Advantages over using environment variables:
No need to modify cron entries to add special invocations or environment variables
No possibility of an intermediate process modifying environment variables to create a false positive or false negative
Advantages over testing for tty:
No false positives in pipelines, startup scripts, etc
Advantages over checking the process tree:
No false positives from processes that also have crond in their name
No false negatives if the script is disowned
Many of the commands used in prior posts are not available on every system (pstree, loginctl, tty). This was the only thing that worked for me on a ten years old BusyBox/OpenWrt router that I'm currently using as a blacklist DNS server. It runs a script with an auto-update feature. Running from crontab, it sends an email out.
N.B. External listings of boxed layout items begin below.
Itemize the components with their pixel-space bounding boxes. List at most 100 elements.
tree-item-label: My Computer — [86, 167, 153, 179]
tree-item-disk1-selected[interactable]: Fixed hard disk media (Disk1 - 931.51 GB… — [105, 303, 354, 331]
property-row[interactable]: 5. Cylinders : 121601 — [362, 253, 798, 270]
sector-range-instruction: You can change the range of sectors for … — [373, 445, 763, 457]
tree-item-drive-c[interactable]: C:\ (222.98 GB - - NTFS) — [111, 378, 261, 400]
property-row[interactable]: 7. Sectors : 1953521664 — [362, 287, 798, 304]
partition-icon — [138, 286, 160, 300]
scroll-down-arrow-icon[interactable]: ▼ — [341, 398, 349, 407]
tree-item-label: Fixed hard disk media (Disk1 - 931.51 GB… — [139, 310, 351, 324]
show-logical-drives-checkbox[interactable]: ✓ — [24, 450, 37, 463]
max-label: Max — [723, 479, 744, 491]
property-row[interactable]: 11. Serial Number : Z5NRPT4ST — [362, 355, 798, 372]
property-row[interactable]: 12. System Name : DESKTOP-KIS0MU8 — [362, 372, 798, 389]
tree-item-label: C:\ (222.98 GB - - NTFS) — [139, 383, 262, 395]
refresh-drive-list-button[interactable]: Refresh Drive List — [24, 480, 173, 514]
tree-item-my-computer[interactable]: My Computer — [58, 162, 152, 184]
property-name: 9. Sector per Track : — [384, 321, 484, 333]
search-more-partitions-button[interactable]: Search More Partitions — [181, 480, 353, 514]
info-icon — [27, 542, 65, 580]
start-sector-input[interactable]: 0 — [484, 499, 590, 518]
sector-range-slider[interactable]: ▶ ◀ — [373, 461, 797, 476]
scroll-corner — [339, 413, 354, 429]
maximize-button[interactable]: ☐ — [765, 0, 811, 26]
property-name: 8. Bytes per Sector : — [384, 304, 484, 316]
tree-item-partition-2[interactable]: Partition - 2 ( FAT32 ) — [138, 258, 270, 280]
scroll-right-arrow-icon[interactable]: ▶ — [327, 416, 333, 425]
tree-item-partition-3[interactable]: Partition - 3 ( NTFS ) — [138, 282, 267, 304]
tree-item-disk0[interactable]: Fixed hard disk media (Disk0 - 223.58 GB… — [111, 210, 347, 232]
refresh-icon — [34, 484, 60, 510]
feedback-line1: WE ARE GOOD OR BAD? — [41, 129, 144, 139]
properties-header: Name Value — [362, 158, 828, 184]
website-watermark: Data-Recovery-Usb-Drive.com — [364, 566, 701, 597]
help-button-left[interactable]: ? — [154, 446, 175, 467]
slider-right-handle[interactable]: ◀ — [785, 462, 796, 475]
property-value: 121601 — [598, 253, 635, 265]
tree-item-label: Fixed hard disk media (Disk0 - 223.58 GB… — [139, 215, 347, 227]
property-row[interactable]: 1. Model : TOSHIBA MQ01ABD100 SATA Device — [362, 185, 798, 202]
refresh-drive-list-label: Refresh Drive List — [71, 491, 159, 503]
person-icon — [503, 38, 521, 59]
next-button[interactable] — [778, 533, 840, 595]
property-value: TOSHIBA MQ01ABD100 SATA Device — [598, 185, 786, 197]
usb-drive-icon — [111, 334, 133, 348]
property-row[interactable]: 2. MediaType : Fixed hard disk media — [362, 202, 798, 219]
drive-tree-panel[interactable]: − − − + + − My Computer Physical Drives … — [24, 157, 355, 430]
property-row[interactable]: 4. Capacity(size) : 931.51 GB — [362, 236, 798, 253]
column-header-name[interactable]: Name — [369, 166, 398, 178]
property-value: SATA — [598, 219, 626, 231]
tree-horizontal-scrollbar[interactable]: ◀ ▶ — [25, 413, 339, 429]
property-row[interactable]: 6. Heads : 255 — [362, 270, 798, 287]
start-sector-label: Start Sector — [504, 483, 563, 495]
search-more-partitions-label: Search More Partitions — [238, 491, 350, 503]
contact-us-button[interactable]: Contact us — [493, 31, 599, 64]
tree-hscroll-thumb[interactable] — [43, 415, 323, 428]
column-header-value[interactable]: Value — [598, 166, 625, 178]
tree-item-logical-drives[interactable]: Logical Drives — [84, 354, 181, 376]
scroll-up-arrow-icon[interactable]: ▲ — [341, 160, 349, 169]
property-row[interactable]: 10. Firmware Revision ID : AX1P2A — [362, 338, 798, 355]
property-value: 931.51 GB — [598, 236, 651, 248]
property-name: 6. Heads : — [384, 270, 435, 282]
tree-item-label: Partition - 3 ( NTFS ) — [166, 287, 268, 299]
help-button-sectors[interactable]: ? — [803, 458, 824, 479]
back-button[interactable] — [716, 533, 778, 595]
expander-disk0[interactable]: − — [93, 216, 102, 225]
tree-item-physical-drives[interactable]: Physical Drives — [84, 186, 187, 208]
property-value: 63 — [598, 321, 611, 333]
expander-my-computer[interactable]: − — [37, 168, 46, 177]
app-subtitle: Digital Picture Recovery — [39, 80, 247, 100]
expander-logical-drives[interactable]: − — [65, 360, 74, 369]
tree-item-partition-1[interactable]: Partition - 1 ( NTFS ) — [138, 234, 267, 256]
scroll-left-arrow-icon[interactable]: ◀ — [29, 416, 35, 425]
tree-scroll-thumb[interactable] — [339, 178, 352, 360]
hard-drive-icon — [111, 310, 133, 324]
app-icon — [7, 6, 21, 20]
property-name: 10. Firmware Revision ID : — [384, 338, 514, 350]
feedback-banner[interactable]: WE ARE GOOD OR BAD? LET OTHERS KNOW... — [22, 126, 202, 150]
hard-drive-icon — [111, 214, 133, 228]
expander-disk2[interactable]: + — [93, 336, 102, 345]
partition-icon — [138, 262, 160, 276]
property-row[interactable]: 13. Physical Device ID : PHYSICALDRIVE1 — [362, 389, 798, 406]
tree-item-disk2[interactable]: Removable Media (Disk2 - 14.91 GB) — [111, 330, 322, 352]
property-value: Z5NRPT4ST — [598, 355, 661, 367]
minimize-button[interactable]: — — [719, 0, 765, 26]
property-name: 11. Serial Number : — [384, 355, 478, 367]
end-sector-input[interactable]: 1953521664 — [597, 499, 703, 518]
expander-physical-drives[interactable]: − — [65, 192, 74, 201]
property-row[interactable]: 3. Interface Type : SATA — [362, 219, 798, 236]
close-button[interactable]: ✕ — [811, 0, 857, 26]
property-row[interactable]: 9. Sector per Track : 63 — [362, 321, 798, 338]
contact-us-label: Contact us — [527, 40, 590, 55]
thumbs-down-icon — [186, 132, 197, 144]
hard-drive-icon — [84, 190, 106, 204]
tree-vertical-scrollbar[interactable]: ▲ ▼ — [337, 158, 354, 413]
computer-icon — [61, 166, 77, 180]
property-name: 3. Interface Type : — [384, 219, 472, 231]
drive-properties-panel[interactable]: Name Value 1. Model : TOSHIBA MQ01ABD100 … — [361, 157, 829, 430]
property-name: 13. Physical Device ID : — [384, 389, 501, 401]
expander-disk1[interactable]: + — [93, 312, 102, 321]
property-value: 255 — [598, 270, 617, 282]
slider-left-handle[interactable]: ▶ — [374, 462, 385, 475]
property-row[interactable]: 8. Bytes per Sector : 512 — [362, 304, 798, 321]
[ -z "$TERM" ] || [ "$TERM" = "dumb" ] && echo 'Crontab' || echo 'Interactive'
In an interactive shell the $TERM-variable returns the value vt102 for me. I included the check for "dumb" since #edoceo mentioned it worked for him. I didn't use '==' since it's not completely portable.
I also liked the idea from Tal, but also see the risk of having undefined returns. I ended up with a slightly modified version, which seems to work very smooth in my opinion:
CRON="$( pstree -s $$ | grep -c cron )"
So you can check for $CRON being 1 or 0 at any time.